El escritor mexicano Felipe Montes (Monterrey, 1961) descubrió cuando era niño la intensidad y la variedad de su entorno, una región con fuertes contrastes climatológicos, geológicos, económicos y sociales. Campo y ciudad confluyen en un ambiente que se le mostró maravilloso y violento, y que él se ha empeñado desde los trece años en trasladar al papel.
Autor singular por las dimensiones de su proyecto escritural, Montes se planteó escribir Monterrey, lo que tiene más de un sentido: lleva toda la vida escribiendo la región, haciéndola literatura, pero además lleva toda la vida escribiendo Monterrey, que es el título con el que engloba lo que él llama un gran poema narrativo y que ya abarca diferentes sagas, novelas río y narraciones breves que se integran a la manera de las obras de Balzac y de Zolá, pero en clave de un realismo mágico renovado.

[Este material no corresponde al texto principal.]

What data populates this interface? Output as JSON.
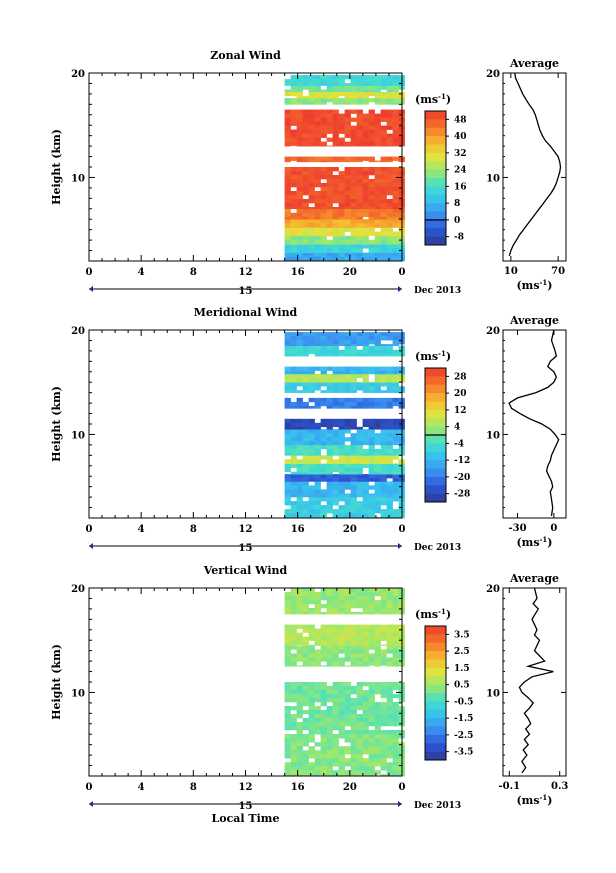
{
  "chart_data": [
    {
      "type": "heatmap",
      "title": "Zonal Wind",
      "ylabel": "Height (km)",
      "unit_label": "(ms",
      "unit_exp": "-1",
      "unit_close": ")",
      "x_ticks": [
        "0",
        "4",
        "8",
        "12",
        "16",
        "20",
        "0"
      ],
      "x_date_center": "15",
      "x_date_right": "Dec 2013",
      "y_ticks": [
        "20",
        "10"
      ],
      "ylim": [
        2,
        20
      ],
      "xlim": [
        0,
        24
      ],
      "data_start_hour": 15,
      "colorbar": {
        "labels": [
          "48",
          "40",
          "32",
          "24",
          "16",
          "8",
          "0",
          "-8"
        ],
        "min": -12,
        "max": 52,
        "contour": 0
      },
      "bands": [
        {
          "y0": 2.0,
          "y1": 2.8,
          "value": 6
        },
        {
          "y0": 2.8,
          "y1": 3.6,
          "value": 14
        },
        {
          "y0": 3.6,
          "y1": 4.4,
          "value": 22
        },
        {
          "y0": 4.4,
          "y1": 5.2,
          "value": 30
        },
        {
          "y0": 5.2,
          "y1": 6.0,
          "value": 38
        },
        {
          "y0": 6.0,
          "y1": 7.0,
          "value": 44
        },
        {
          "y0": 7.0,
          "y1": 11.0,
          "value": 49
        },
        {
          "y0": 11.5,
          "y1": 12.0,
          "value": 46
        },
        {
          "y0": 13.0,
          "y1": 16.5,
          "value": 50
        },
        {
          "y0": 17.0,
          "y1": 17.6,
          "value": 22
        },
        {
          "y0": 17.6,
          "y1": 18.2,
          "value": 30
        },
        {
          "y0": 18.2,
          "y1": 18.8,
          "value": 20
        },
        {
          "y0": 18.8,
          "y1": 19.8,
          "value": 14
        }
      ],
      "profile": {
        "title": "Average",
        "x_ticks": [
          "10",
          "70"
        ],
        "xlim": [
          0,
          80
        ],
        "y_ticks": [
          "20",
          "10"
        ],
        "xlabel": "(ms",
        "xlabel_exp": "-1",
        "xlabel_close": ")",
        "x": [
          8,
          10,
          13,
          17,
          21,
          26,
          31,
          36,
          41,
          46,
          51,
          56,
          61,
          65,
          68,
          70,
          72,
          73,
          72,
          70,
          65,
          60,
          54,
          50,
          47,
          45,
          43,
          41,
          38,
          33,
          25,
          19,
          16,
          15
        ],
        "y": [
          2.5,
          3.0,
          3.5,
          4.0,
          4.5,
          5.0,
          5.5,
          6.0,
          6.5,
          7.0,
          7.5,
          8.0,
          8.5,
          9.0,
          9.5,
          10.0,
          10.5,
          11.0,
          11.5,
          12.0,
          12.5,
          13.0,
          13.5,
          14.0,
          14.5,
          15.0,
          15.5,
          16.0,
          16.5,
          17.0,
          18.0,
          19.0,
          19.5,
          20.0
        ]
      }
    },
    {
      "type": "heatmap",
      "title": "Meridional Wind",
      "ylabel": "Height (km)",
      "unit_label": "(ms",
      "unit_exp": "-1",
      "unit_close": ")",
      "x_ticks": [
        "0",
        "4",
        "8",
        "12",
        "16",
        "20",
        "0"
      ],
      "x_date_center": "15",
      "x_date_right": "Dec 2013",
      "y_ticks": [
        "20",
        "10"
      ],
      "ylim": [
        2,
        20
      ],
      "xlim": [
        0,
        24
      ],
      "data_start_hour": 15,
      "colorbar": {
        "labels": [
          "28",
          "20",
          "12",
          "4",
          "-4",
          "-12",
          "-20",
          "-28"
        ],
        "min": -32,
        "max": 32,
        "contour": 0
      },
      "bands": [
        {
          "y0": 2.0,
          "y1": 4.0,
          "value": -8
        },
        {
          "y0": 4.0,
          "y1": 5.5,
          "value": -12
        },
        {
          "y0": 5.5,
          "y1": 6.2,
          "value": -24
        },
        {
          "y0": 6.2,
          "y1": 7.2,
          "value": -4
        },
        {
          "y0": 7.2,
          "y1": 8.0,
          "value": 8
        },
        {
          "y0": 8.0,
          "y1": 9.0,
          "value": -4
        },
        {
          "y0": 9.0,
          "y1": 10.5,
          "value": -12
        },
        {
          "y0": 10.5,
          "y1": 11.5,
          "value": -28
        },
        {
          "y0": 12.5,
          "y1": 13.5,
          "value": -20
        },
        {
          "y0": 14.0,
          "y1": 15.0,
          "value": -8
        },
        {
          "y0": 15.0,
          "y1": 15.8,
          "value": 6
        },
        {
          "y0": 15.8,
          "y1": 16.5,
          "value": -12
        },
        {
          "y0": 17.5,
          "y1": 18.5,
          "value": -6
        },
        {
          "y0": 18.5,
          "y1": 19.8,
          "value": -16
        }
      ],
      "profile": {
        "title": "Average",
        "x_ticks": [
          "-30",
          "0"
        ],
        "xlim": [
          -42,
          10
        ],
        "y_ticks": [
          "20",
          "10"
        ],
        "xlabel": "(ms",
        "xlabel_exp": "-1",
        "xlabel_close": ")",
        "x": [
          -2,
          -1,
          -2,
          -3,
          -1,
          -2,
          -4,
          -6,
          -5,
          -3,
          -2,
          0,
          2,
          4,
          1,
          -3,
          -10,
          -20,
          -28,
          -35,
          -37,
          -30,
          -15,
          -5,
          0,
          2,
          0,
          -5,
          -3,
          2,
          1,
          -2,
          0
        ],
        "y": [
          2.2,
          3.0,
          3.8,
          4.5,
          5.0,
          5.5,
          6.0,
          6.5,
          7.0,
          7.5,
          8.0,
          8.5,
          9.0,
          9.5,
          10.0,
          10.5,
          11.0,
          11.5,
          12.0,
          12.5,
          13.0,
          13.5,
          14.0,
          14.5,
          15.0,
          15.5,
          16.0,
          16.5,
          17.0,
          17.5,
          18.0,
          19.0,
          20.0
        ]
      }
    },
    {
      "type": "heatmap",
      "title": "Vertical Wind",
      "ylabel": "Height (km)",
      "unit_label": "(ms",
      "unit_exp": "-1",
      "unit_close": ")",
      "x_ticks": [
        "0",
        "4",
        "8",
        "12",
        "16",
        "20",
        "0"
      ],
      "x_date_center": "15",
      "x_date_right": "Dec 2013",
      "xlabel": "Local Time",
      "y_ticks": [
        "20",
        "10"
      ],
      "ylim": [
        2,
        20
      ],
      "xlim": [
        0,
        24
      ],
      "data_start_hour": 15,
      "colorbar": {
        "labels": [
          "3.5",
          "2.5",
          "1.5",
          "0.5",
          "-0.5",
          "-1.5",
          "-2.5",
          "-3.5"
        ],
        "min": -4,
        "max": 4,
        "contour": null
      },
      "bands": [
        {
          "y0": 2.0,
          "y1": 6.0,
          "value": 0.2
        },
        {
          "y0": 6.0,
          "y1": 11.0,
          "value": 0.0
        },
        {
          "y0": 12.5,
          "y1": 14.5,
          "value": 0.3
        },
        {
          "y0": 14.5,
          "y1": 16.5,
          "value": 0.7
        },
        {
          "y0": 17.5,
          "y1": 20.0,
          "value": 0.4
        }
      ],
      "profile": {
        "title": "Average",
        "x_ticks": [
          "-0.1",
          "0.3"
        ],
        "xlim": [
          -0.15,
          0.35
        ],
        "y_ticks": [
          "20",
          "10"
        ],
        "xlabel": "(ms",
        "xlabel_exp": "-1",
        "xlabel_close": ")",
        "x": [
          0.0,
          0.03,
          0.0,
          0.04,
          0.01,
          0.05,
          0.02,
          0.06,
          0.03,
          0.07,
          0.05,
          0.02,
          0.06,
          0.09,
          0.05,
          0.0,
          -0.02,
          0.02,
          0.08,
          0.25,
          0.05,
          0.18,
          0.1,
          0.14,
          0.1,
          0.12,
          0.08,
          0.13,
          0.09,
          0.12,
          0.1
        ],
        "y": [
          2.3,
          2.8,
          3.4,
          4.0,
          4.5,
          5.0,
          5.5,
          6.0,
          6.5,
          7.0,
          7.5,
          8.0,
          8.5,
          9.0,
          9.5,
          10.0,
          10.5,
          11.0,
          11.5,
          12.0,
          12.5,
          13.0,
          14.0,
          15.0,
          15.5,
          16.0,
          17.0,
          18.0,
          18.5,
          19.0,
          20.0
        ]
      }
    }
  ]
}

Porque Monterrey, el proyecto de vida de Felipe Montes, es un intrincado y frondoso laberinto con puertas y pasajes en clave de narrativa poética o de poesía narrativa, aunque para él es poco importante la identificación de su obra con uno u otro género: los géneros, afirma, son divisiones editoriales útiles solo para librerías y bibliotecas.
Con una formación profesional en Ciencias Naturales —es ingeniero agrónomo— en cuyo seno desarrolló su literatura, Montes toma elementos de su entorno que fusiona con la mitología local y su mundo interno, produciendo un realismo mágico muy crudo y extenso que él llama naturalismo fantástico. En este contexto, La Hacienda de la Soledad es, tanto en el uso del lenguaje y de las herramientas literarias como en la historia que cuenta, su obra más completa.
Lo primero que destaca ante la vista del lector en La Hacienda de la Soledad es la riqueza formal que se despliega en el lenguaje. ¿Qué relación guarda esto con el tema de la obra?
La labor de un literato es la de un joyero, la de un mecánico, la de un fisioterapeuta. Ya dijo Octavio Paz que “forma es fondo”, y yo creo en Paz.
Concibo las formas gramaticales como recursos literarios, así que para mí son muy importantes las decisiones acerca de la persona, el número y el género gramaticales, las estructuras sintácticas, la elección del discurso para cada sección, la disposición de una tonalidad general para la novela y de un tono específico para cada fragmento, cada ambiente y cada personaje.
Con base en estas elecciones construyo cimientos, levanto muros, abro ventanas y terrazas, de manera que la armonización de los diferentes elementos llega a ser más complicada, pero arroja resultados mucho más ricos.
¿Qué retos le representó mantener este tono por las casi cuatrocientas páginas de la novela?
La necesidad de contagiarme de él en cada jornada de trabajo en que la retomaba. Pero, también, y creo que esto es más importante, el gusto de escribir nuevos fragmentos sin ese contagio, al menos de forma evidente, y el nuevo desafío de armonizar ese tono determinado con la sinfonía completa. Si toda la novela presentara el mismo tono, o no rebasara límites estrechos en cuanto a esta variable, me perdería yo de gran parte de la diversión, y el lector recibiría una obra, si bien más homogénea, menos aventurada, con menos pasillos, pasadizos y habitaciones, y nuestra experiencia se vería limitada.
Pinta un Monterrey imponente, con un paisaje abrumador poblado por “bestiales nubes”, “sanguinolentos dientes que se derraman sobre los edificios y los terrenos baldíos” o ejemplares de la flora y la fauna locales. ¿Cuál es el papel que asigna al ambiente en su novela?
Para mí, el ambiente es fundamental. Te voy a decir cómo aparecen en mí las ideas para las diferentes novelas que integran Monterrey. Primero elijo un título, o lo diseño, a partir de las miles de páginas que tengo escritas en versiones muy sucias, pero también muy orgánicas. Ese título me ofrece el segundo elemento, del cual ya platicamos: el tono.
He leído que buena parte de los sinfonistas deciden primero la tonalidad de una obra orquestal que están por componer y de ahí les surgen las ideas particulares. Lo mismo me pasa. El título me da el tono, y el tono me da un ambiente. Es decir, me pregunto: ¿cuáles ambientes de la región en la que vivo son congruentes con el tono que busco? Y así me da por pensar que, para un tono violento, me agrada desarrollar las acciones en el interior de una fábrica abandonada, o que, para un tono etéreo, éstas pueden ocurrir en el amplio jardín de alguna casa.
Una historia se convierte en otra simplemente por sustituir el ambiente en que sucede.